SU2C Calls for Increased Diversity in Cancer Trials
Machine learning has potential for diagnosing skin cancer, but only if the image pool is diverse.
Stand Up to Cancer (SU2C) announced a new diversity initiative that aims to make sure current advances in diagnosing and treating cancers don’t leave anyone out.
The lack of diverse participation in cancer clinical trials may be due to socio-economic, cultural, trust and other barriers. Artificial or augmented intelligence combined with machine learning is largely seen as the way forward when it comes to making less invasive and speedier skin cancer diagnoses, but this could lead to mis- or under-diagnoses among certain skin of color patients if the samples are not diverse, explains John Whyte, MD member of SU2C’s Health Equity Committee and the Chief Medical Officer of WebMD, during a news conference hosted by journalist Katie Couric.

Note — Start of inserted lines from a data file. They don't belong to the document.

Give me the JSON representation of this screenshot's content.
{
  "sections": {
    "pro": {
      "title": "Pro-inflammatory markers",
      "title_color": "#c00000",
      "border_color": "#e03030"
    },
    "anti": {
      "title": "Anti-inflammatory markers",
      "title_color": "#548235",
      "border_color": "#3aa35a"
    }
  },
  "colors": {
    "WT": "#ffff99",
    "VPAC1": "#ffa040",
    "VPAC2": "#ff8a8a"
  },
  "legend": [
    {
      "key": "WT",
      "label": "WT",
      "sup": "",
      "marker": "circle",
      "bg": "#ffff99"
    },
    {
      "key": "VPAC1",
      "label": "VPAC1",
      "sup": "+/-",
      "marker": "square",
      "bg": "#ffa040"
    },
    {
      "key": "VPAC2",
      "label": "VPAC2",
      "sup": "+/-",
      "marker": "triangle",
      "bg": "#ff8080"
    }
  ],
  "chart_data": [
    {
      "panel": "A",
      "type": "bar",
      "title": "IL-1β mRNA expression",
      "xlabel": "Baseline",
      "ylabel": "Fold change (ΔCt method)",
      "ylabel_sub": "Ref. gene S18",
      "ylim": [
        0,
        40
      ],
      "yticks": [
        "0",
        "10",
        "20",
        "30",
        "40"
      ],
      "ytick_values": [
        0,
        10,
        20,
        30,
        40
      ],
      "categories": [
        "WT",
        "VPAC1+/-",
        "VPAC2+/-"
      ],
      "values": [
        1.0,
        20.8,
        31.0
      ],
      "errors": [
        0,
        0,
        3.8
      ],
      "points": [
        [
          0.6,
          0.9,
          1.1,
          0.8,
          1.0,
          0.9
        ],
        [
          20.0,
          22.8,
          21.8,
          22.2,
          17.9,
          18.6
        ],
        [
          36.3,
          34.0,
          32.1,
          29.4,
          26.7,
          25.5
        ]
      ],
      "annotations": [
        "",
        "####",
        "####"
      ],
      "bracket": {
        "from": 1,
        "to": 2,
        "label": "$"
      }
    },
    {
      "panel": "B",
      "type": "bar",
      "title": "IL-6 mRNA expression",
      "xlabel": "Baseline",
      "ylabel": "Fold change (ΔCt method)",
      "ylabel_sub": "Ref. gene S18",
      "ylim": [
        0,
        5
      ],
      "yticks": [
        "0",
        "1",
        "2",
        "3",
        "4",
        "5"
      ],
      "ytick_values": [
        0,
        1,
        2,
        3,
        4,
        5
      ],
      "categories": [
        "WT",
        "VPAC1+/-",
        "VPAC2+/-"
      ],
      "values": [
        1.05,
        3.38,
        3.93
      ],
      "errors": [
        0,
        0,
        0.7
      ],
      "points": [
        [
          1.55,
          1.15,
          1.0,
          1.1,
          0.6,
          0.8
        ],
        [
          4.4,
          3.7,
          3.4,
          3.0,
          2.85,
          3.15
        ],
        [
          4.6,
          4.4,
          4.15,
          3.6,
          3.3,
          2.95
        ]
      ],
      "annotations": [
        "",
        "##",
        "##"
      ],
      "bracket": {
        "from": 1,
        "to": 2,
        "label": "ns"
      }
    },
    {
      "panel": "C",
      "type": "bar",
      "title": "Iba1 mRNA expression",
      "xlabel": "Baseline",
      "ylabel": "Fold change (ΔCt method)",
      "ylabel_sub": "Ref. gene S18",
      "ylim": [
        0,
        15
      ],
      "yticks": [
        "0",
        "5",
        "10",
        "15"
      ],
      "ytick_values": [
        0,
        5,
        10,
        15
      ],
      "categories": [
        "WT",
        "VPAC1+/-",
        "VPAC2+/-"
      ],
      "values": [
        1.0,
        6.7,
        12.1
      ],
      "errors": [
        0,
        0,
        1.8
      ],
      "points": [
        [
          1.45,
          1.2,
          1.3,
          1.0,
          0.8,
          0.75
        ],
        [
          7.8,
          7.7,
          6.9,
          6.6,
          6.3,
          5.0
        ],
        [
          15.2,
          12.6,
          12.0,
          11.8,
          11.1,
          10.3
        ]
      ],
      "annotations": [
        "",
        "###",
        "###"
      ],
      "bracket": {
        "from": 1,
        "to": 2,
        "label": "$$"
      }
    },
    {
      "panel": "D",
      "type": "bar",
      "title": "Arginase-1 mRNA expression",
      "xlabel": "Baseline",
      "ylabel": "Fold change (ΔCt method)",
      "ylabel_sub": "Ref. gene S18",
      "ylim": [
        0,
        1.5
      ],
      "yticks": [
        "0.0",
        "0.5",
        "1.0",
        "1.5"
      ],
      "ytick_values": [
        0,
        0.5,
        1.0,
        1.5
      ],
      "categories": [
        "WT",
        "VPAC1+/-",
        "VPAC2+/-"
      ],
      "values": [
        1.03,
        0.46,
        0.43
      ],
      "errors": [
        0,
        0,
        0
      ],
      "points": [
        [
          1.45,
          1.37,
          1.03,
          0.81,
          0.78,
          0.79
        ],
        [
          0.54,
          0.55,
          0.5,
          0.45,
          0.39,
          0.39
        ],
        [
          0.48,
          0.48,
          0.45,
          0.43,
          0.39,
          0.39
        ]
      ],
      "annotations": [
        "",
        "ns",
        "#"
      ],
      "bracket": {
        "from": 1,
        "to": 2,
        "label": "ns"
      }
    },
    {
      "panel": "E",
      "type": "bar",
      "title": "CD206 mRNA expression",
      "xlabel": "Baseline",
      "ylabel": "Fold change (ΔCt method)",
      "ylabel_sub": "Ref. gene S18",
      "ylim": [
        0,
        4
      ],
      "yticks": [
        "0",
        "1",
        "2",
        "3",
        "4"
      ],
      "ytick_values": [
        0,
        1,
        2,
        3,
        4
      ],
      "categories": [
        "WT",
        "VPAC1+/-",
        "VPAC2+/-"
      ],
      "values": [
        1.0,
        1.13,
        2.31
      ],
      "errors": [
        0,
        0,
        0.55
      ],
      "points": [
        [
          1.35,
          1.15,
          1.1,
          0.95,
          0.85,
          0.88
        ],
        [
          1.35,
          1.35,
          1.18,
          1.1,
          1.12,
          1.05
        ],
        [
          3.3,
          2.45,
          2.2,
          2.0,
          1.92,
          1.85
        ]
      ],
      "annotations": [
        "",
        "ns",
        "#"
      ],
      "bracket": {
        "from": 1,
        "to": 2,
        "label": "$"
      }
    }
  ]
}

Most of the data and images included in current algorithms are from Caucasian populations, he says. “We are trying to [harness] technology to diagnose skin cancer when the population [included in current algorthims] is primarily white,” he says. “It is a concern that you will misdiagnose skin cancer in people of color [based on today's algorithms]."
Established in 2008, SU2C raises funds for cancer research. As part of the new diversity initiative, the group will now mandate that future SU2C-supported research grant proposals include and address crucial issues related to recruitment and retention of patients from ethnic groups to improve diverse participation in cancer clinical trials.